I realized this morning that Wimbledon fever officially had descended on the masses when a friend with an adorable infant son, a killer job and seemingly everything to live for told me that the highlight of his day is playing "Grand Slam Tennis" on the Wii.
"I know it's ridiculous, but I've been waiting to play this game for 25 years," he said before regaling me with a shot-by-shot recap of the match he (as John McEnroe) played against Wii-Borg on Centre Court last night.
Apparently EA Sports has accurately reproduced all the past and current star players' mannerisms and characteristics and accoutrements, from McEnroe's wooden racket and wristy shots to Stefan Edberg's "sick" volleys ("when he plays a service game, you have no chance," my friend enthused). The game even interprets Pete Sampras' service-motion-initiating toe lift and Maria Sharapova's shrieks. Alas, I am a Wii bit jealous -- more of the lucky fans who do actually find themselves at the All England Club this year than of my tennis-manic buddy, who's keeping up the neighbors with a punishing schedule of nightly five-setters.
Wimbledon is the site of the two greatest matches ever played -- the 1980 Bjorn Borg-McEnroe final and last year's Rafael Nadal-Roger Federer final. It's hard to imagine that anything transpiring during the next fortnight will equal those epics in terms of drama, but history likely will be made in the form of Federer, the prohibitive favorite, setting the men's major record with his 15th Grand Slam singles title.
Next year, the 30th anniversary of Borg-Mac will generate a lot of attention in the press and, likely, at the All England Club, a venue centered on tradition and ceremony. But 2009 is itself a milestone year for a number of recent (that is, "recent" relative to the event's 130-plus-year history) Wimbledon events. Here are a few worth noting.
It's been ...
... 25 years since serve-and-volley genius McEnroe won his third and final Wimbledon title, destroying Jimmy Connors, 6-1, 6-1, 6-2 in the final. Mac's brilliant game (perfectly suited to grass) and outrageous temper brought Wimbledon to the forefront of the American sports fan's mind in a way it hasn't been since. Neither seven-time champion Sampras nor the Nadal-Federer battles of the past three years commanded the attention of the U.S. public the way McEnroe did.
... 20 years since a 21-year-old Boris Becker won his third and last Wimbledon title (though he would go on to make the final three more times). Becker won six career majors, including two titles at the Australian Open and one at the U.S. Open, but he always will be associated with what he accomplished on Centre Court.
... 15 years since Lori McNeil, 30, upset three-time defending champion Steffi Graf in the first round. The veteran McNeil's stunning victory was a highlight for African-American women in tennis; it came 3.5 decades after Althea Gibson's back-to-back Wimbledon victories and six years before Venus Williams started her decade of success at the All England Club. McNeil's 1994 run ended when she lost a tight semifinal (10-8 in the third) to eventual champion Conchita Martinez.
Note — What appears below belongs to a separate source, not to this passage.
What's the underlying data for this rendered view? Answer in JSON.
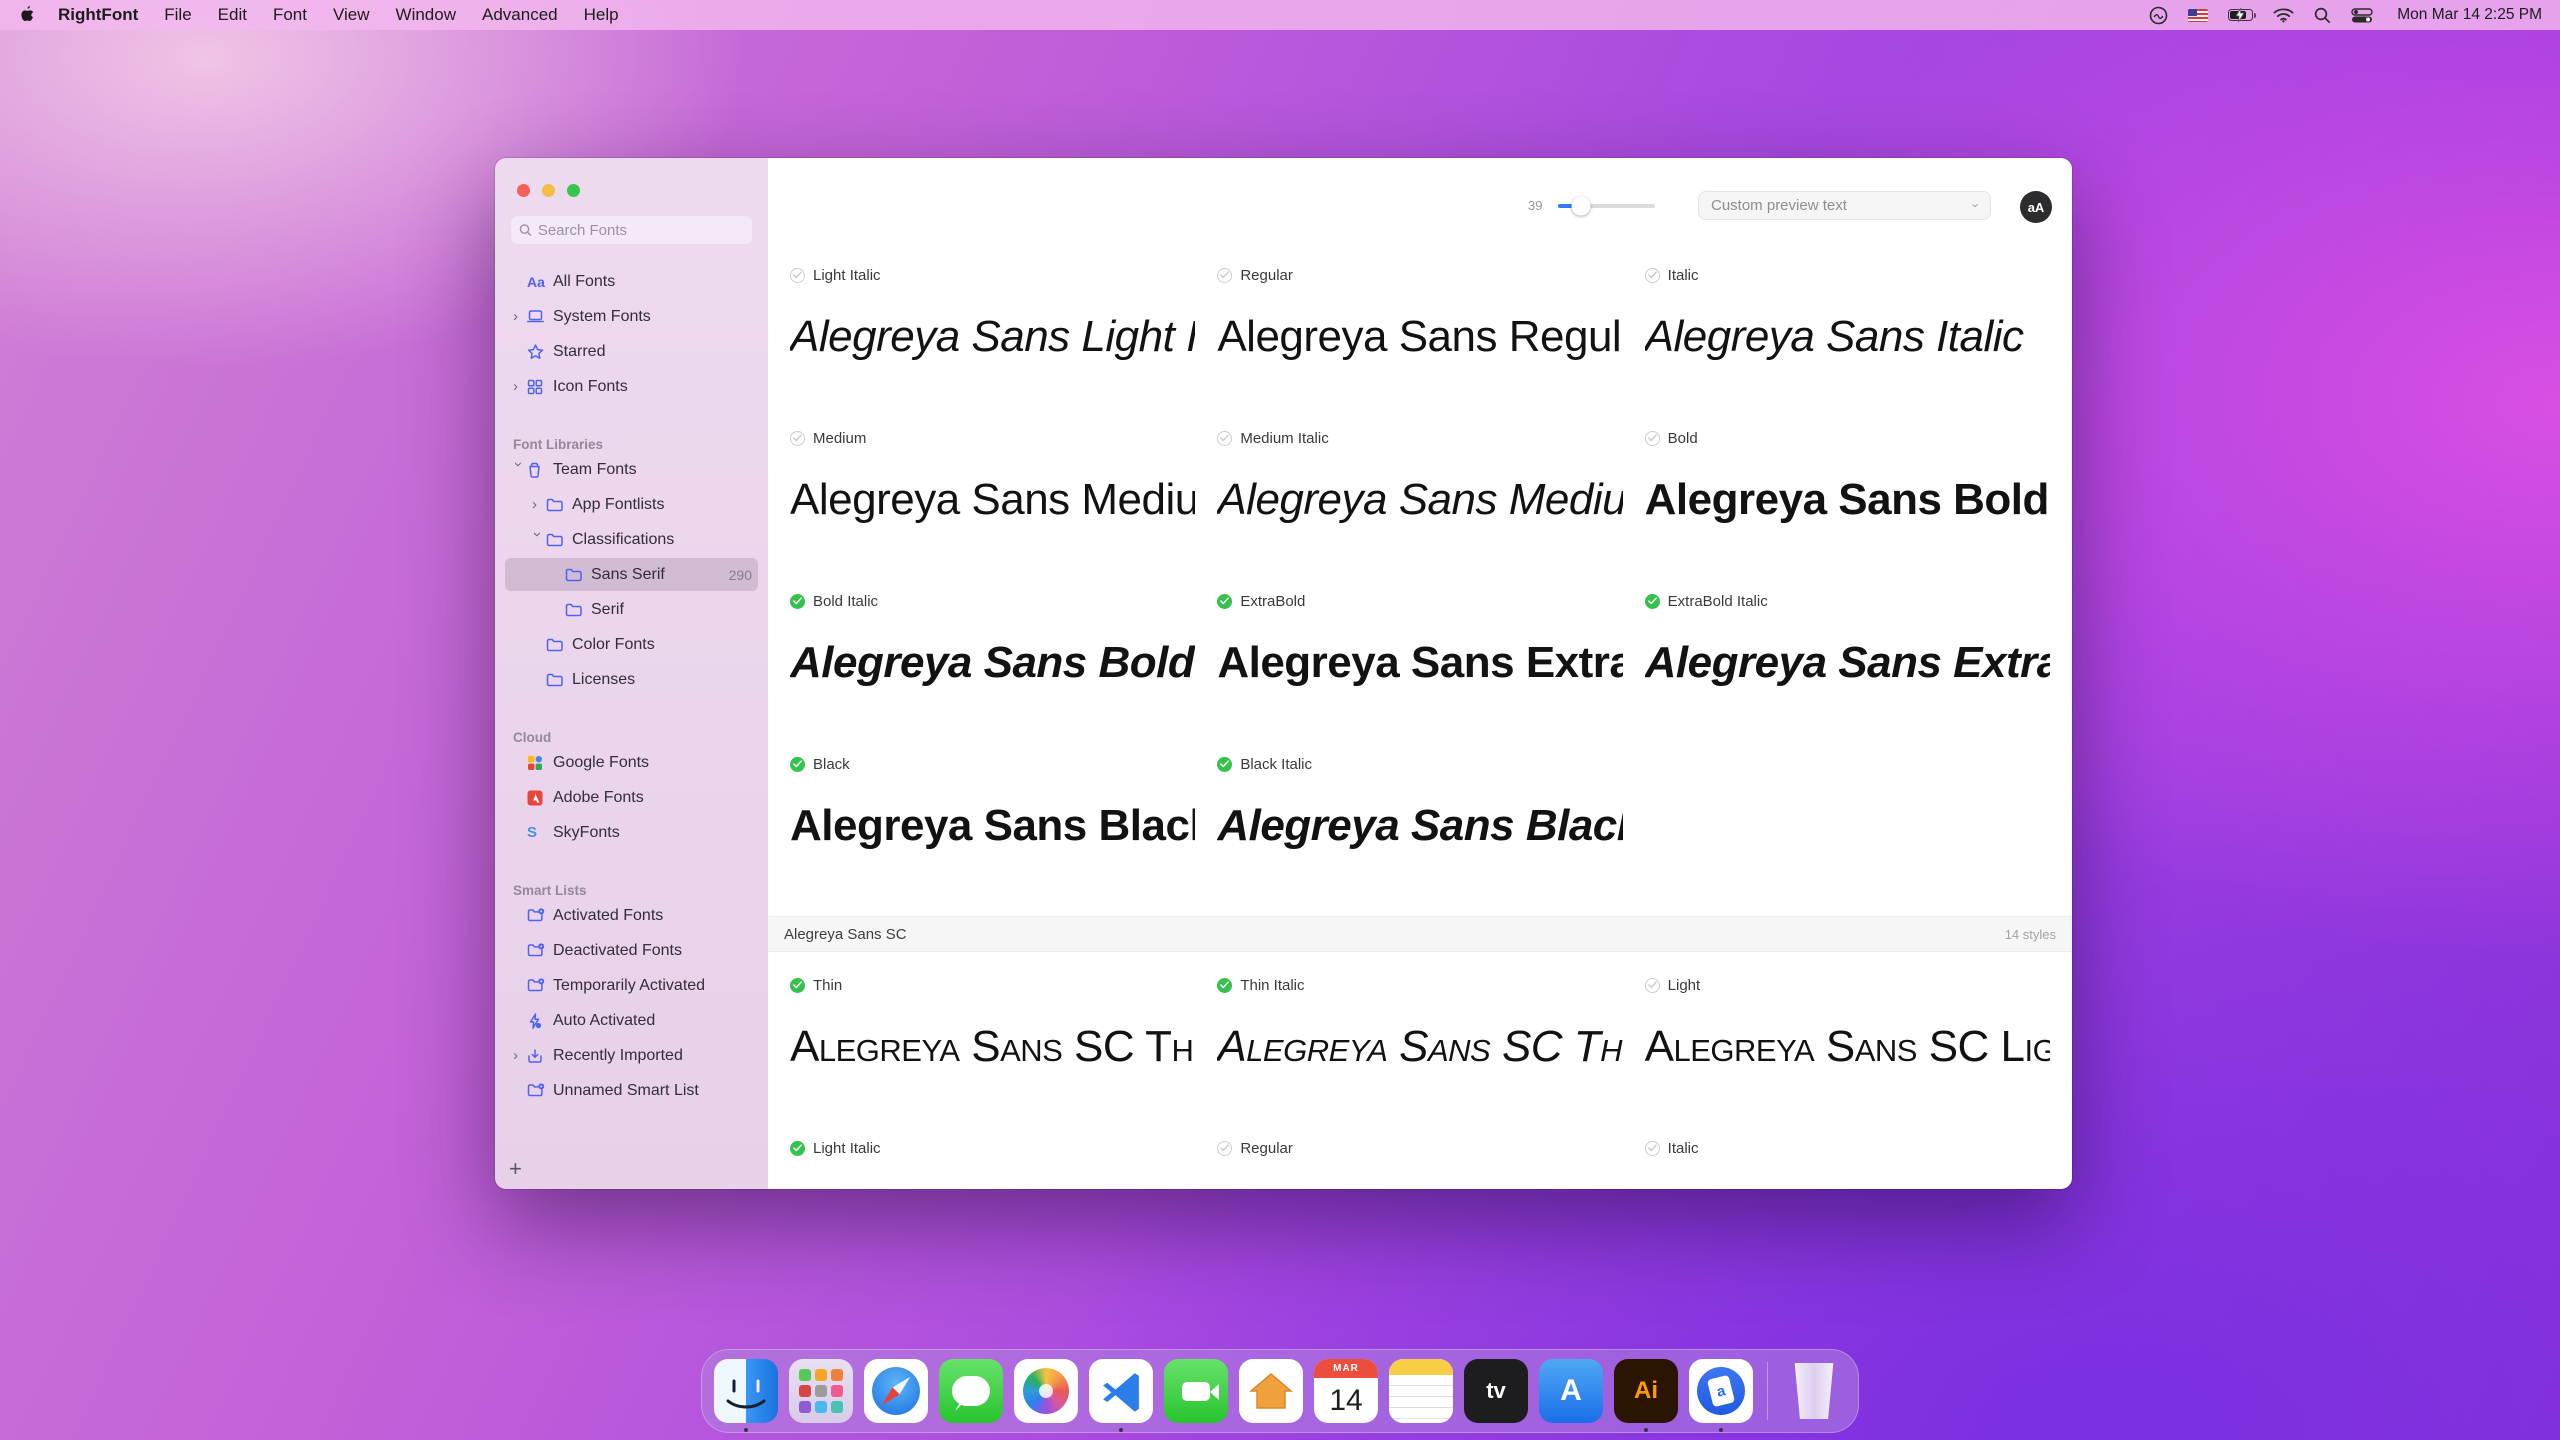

And speaking of first-round shockers in the ladies' draw, it's been ...
... 10 years since Martina Hingis, at the time a five-time Grand Slam singles champion and the world No. 1, was stunned in the first round, 6-2, 6-0, by Jelena Dokic, a 129th-ranked qualifier playing her first Wimbledon. At the time, the story was more Hingis' astonishing meltdown than the 16-year-old Dokic's auspicious debut (though the then-Serb, now-Aussie did make it to the quarters before falling to Alexandra Stevenson). A decade later, a cocaine suspension has forced Hingis out of tennis, while her fellow drama queen Dokic is making a comeback after years of highly publicized off-the-court troubles. (Also 10 years ago, Lindsay Davenport won her lone Wimbledon, defeating Graf in the final of what would be the German's final Grand Slam event.)
... five years since Maria Sharapova, a talented and remarkably self-possessed 17-year-old, took out two-time defending champion Serena Williams in the final, then buried her face in her hands and sank to her knees as the magnitude of the victory engulfed her. At the time, it seemed Sharapova had the game, competitiveness and poise to win more than the two Grand Slam titles she's collected since. Although she did reach No. 1 the following year, her career has been slowed by injury (and the Williams sisters) during the past five years. But indelible images like that of the teenaged Sharapova, bowed and overwhelmed after her 2004 win, illustrate Wimbledon's mystique. I don't need a Wii to remind me that it is the season for Centre Court theatrics.